Travel Observations (An Ongoing Series)
When you travel enough - a status I remember with vague fondness, the childhood before entering the adulthood of Travelling Too Damn Much - it’s all a blur, and it’s the little differences that begin to stand out. The hazelnuts you get when you fly with Turkish Airlines. The deep-voiced prayer before take-off from Saudi. The generalised contempt from Air France cabin crew. These are colour notes, expressions of their national character. Where it gets interesting is beyond this space.
I have been awoken - several times - from a sound sleep by British Airways cabin crew because my bag was not shoved far enough under the seat in front of me for their exacting standards. Fine, it could be a hazard in an evacuation – except that I was sitting in a window seat, the only hazard was to me, and I still have no idea why BA, and only BA, are so excessively devoted to verifying the position of cabin baggage.
They are also distressingly nervous about the whole refuelling procedure. If you’ve ever boarded a BA flight during refuelling, you will know about it, because about once a minute there is a blaring warning to KEEP YOUR SEAT BELTS UNFASTENED while the aircraft is being refuelled. Most other airlines recognise the complete futility of worrying about seat belts during fuelling, as any mishap involving avgas will see the aircraft engulfed in a fireball long before it could be evacuated, seat belts or no seat belts.
Lest this start to turn into an anti-BA rant, what is up with non-English-speaking airlines hiring people with atrocious - nigh on incomprehensible - accents to record in-flight announcements? In every instance the announcer is one of the worst English speakers of that nation that I have encountered, equalled only by the country’s railway announcer. Look, it’s a one-shot recording; hire someone people will actually understand. I remember getting more information from the Greek-language announcement than from the English one on the late unlamented Olympic Airways.
On the topic of announcements, all airlines’ cabin crew just love the sound of their voice.
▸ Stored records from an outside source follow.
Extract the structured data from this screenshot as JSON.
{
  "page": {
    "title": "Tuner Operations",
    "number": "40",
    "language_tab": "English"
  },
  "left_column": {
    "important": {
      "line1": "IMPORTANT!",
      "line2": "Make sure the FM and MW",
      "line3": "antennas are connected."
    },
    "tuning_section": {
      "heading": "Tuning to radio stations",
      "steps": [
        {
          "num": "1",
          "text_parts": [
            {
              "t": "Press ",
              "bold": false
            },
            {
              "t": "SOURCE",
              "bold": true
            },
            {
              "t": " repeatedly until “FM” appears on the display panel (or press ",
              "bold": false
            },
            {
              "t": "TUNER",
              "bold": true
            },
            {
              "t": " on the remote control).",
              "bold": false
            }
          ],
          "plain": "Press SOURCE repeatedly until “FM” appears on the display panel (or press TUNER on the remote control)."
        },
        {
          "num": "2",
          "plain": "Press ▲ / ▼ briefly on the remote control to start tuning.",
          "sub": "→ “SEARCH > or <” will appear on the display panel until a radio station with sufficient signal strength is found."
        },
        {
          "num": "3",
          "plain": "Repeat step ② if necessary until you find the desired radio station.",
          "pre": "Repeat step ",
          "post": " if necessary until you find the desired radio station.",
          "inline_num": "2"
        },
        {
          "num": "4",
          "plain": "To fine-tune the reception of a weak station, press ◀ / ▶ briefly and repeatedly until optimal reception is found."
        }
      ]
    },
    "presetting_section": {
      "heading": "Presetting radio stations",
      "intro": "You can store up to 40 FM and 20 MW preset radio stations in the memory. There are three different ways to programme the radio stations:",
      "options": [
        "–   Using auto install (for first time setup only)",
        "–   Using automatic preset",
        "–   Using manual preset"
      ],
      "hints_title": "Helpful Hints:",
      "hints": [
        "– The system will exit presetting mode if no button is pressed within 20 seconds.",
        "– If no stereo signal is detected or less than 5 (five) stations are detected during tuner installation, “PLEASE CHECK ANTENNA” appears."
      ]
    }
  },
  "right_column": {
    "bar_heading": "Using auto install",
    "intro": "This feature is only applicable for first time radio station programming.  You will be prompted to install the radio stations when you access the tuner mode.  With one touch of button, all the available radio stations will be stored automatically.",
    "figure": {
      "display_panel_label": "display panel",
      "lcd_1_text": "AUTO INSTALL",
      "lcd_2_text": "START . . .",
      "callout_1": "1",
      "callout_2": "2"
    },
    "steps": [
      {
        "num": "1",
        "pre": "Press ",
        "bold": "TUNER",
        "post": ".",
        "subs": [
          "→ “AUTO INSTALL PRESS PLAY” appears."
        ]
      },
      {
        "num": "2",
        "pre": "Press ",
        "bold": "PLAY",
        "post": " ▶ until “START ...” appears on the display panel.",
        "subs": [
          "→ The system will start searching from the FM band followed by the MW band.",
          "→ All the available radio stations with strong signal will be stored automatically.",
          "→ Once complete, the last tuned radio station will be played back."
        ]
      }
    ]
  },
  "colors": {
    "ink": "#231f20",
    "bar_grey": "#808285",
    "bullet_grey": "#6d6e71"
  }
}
Look, it’s very nice of you to welcome us and so on, but many of us have heard the same message roughly once a week (if not more) for many years. By the eighteenth announcement that interrupts our in-flight entertainment, always at EAR-SPLITTINGLY LOUD VOLUME, we are about ready to storm the galley and risk explosive decompression to throw you out of the plane at ten thousand feet. The worst is the multi-lingual crew, who feel the need show off every. single. last. language they speak, including ones utterly irrelevant to the route being flown. If you must make these announcements, at least give us the chance to skip them, once we’ve heard one language we understand?
I know, I know, first-world problems, but here we are.